Massacre du 28 sept : témoignage accablant de Dr Ben Youssouf Keita contre les Colonels Tiégboro et Chérif Diaby
Le président du parti Alliance pour le Changement et le Progrès (ACP), à l’époque des faits membre du Bureau politique national de l’Union des Forces Démocratiques de Guinée (UFDG) était l’un des acteurs sociopolitiques qui ont pris part au meeting du 28 septembre 2009 en compagnie du président du parti, Cellou Dalein Diallo.
A l’image de certains leaders, Dr Ben Youssouf Keita a accepté de livrer son témoignage sur ce qu’ils ont subi ce jour au Stade du 28 septembre. Dans un récit « pathétique », l’ex député dit avoir vu des manifestants tombés comme des « mouches » sous les balles assassines des militaires. C’est dans ce sauve-qui-peut, qu’il a réussi difficilement à sortir du Stade pour trouver un refuge à Dixinn. Ce, après avoir été grièvement blessé par un militaire. Par la suite, il sera admis à l’hôpital Donka par l’aide de Hadja Halimatou Dalein Diallo.
« A [l’hôpital] Donka, j’ai vu beaucoup de personnes couchées, des malades, des blessés, des femmes, des hommes, des vieux, tous traumatisés. Moi, j’étais parmi eux. Mais comme moi je me tenais debout, je suis assis sur le banc. C’est entre temps que l’ex ministre de la Santé, Colonel Abdoulaye Chérif Diaby est venu. C’est pourquoi lui, je ne le pardonne pas. Pas parce qu’il est militaire, mais parce qu’il est médecin. Il est venu, pendant que les malades et les blessés sont couchés, étalés partout, au lieu d’avoir de la pitié, au contraire il a eu de la haine. Ça, c’est inacceptable pour un médecin. Au lieu d’avoir de la pitié, il réprimandait en disant : pourquoi vous êtes sortis ? Qu’est-ce que vous êtes allés chercher ? Le médecin ne fait pas ça. Il n’a pas eu de la pitié. Il n’a rien fait pour sauver les gens, absolument rien. (…) Le Colonel [Abdoulaye Chérif Diaby] est venu avec des hommes, il n’était pas armé mais il n’a pas eu l’attitude et le discours d’un professionnel », a déploré le médecin généraliste.
A l’en croire, même les blessés qui ont été admis à l’hôpital n’ont pas été épargnés. Les militaires entraient jusque dans les salles des urgences et réanimation pour prendre les patients et les envoyer à une destination inconnue. Étant médecin, Dr Ben Youssouf Keita dit être obligé de porter une blouse du personnel médical pour se sauver.

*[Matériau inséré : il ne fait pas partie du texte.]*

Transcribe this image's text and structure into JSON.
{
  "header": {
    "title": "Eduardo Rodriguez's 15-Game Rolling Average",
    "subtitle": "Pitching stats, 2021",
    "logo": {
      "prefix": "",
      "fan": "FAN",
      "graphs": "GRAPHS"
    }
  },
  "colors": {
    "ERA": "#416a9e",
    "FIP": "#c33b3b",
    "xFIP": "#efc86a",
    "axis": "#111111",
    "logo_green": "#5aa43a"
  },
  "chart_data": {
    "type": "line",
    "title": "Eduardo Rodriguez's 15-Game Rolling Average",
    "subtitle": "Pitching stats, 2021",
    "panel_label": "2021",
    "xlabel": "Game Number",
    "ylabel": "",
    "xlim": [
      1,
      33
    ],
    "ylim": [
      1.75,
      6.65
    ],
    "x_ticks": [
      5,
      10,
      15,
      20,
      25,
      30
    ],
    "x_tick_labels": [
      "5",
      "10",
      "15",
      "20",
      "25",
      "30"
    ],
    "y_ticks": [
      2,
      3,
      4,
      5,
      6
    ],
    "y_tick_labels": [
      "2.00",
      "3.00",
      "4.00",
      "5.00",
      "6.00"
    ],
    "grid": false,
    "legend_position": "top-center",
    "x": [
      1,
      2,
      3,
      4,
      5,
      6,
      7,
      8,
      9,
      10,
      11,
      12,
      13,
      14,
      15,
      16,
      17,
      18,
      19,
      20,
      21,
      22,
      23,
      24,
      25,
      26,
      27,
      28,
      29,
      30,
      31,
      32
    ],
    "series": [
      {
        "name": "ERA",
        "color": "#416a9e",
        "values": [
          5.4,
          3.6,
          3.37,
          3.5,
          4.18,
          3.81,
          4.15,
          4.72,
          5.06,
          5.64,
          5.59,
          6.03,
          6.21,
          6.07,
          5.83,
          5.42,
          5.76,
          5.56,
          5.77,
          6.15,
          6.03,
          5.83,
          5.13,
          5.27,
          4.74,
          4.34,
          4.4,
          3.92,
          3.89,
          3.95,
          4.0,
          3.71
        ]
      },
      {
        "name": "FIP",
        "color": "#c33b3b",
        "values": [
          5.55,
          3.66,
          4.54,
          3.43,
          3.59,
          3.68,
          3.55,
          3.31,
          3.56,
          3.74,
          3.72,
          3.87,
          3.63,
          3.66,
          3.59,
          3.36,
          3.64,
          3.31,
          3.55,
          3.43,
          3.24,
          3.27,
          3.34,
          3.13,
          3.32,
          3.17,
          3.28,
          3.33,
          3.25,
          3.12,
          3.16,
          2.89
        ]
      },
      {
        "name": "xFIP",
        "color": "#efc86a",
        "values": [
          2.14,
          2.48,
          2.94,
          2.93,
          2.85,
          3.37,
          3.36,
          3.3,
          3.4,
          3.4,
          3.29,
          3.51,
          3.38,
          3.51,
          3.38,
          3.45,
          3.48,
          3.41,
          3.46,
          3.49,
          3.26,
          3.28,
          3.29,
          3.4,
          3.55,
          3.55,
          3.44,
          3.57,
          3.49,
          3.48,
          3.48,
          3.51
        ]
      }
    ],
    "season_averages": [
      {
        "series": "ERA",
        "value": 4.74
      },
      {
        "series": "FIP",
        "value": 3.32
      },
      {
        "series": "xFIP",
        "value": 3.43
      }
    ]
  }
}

Par ailleurs, le président de l’ACP a également expliqué la mésaventure de sa femme qui était également au Stade. Aux dires de Dr Ben Youssouf Keita, sa femme qui était avec celle du président de l’UFDG a échappé de justesse à un viol. Mais, explique-t-il, elle a été brutalisée par le garde du corps de Colonel Moussa Tiégboro Camara sur la pelouse du Stade en présence de l’ex secrétaire chargé des services spéciaux.
« Quand ils [les militaires] sont venus, elle était avec Hadja Halimatou. Chacune a cherché à se sauver, parce que c’était le sauve-qui-peut. Madame, en essayant de se sauver, elle a été prise par les militaires à l’intérieur du stade, sur la pelouse. Ils l’ont déshabillée comme elle est née, ils ont voulu la violée. Malheureusement pour eux, elle était pendant ses périodes [de menstrue]. C’est ce qui l’a sauvée. C’est ce qui a fait qu’ils ne l’ont pas violée. Ayant vu ça, ils [les militaires] étaient dans tous leurs états. C’est en ce moment que Tiégboro est entré, selon ce qu’elle m’a dit. Il lui a dit qu’est-ce que vous faites là ? Elle était complètement nue comme elle est née. A côté d’elle, il y avait une femme qui a été violée, tuée. Tiégboro a pris le pagne de celle-là, il a donné à ma femme. Ensuite, madame l’a supplié de la sauver en tenant ses pieds. Entre temps, le garde du corps de Tiégboro lui a donné une grande paire de gifle. Elle a perdu connaissance. Tiégboro l’a laissée, il a continué. Il ne l’a pas sauvée. Parmi le lot des militaires maintenant, il y a un militaire qui lui a pris la main, l’a accompagnée et sorti avec elle », a-t-il rapporté chez nos confrères de Djoma média.
Alors que le rapport d’enquête international parle d’un bilan estimé à 157 morts, Dr Ben Youssouf Keita indique que le nombre dépasse largement. L’ex député de la huitième législature dit être prêt à témoigner à la barre pour que plus jamais cela ne se répète en Guinée.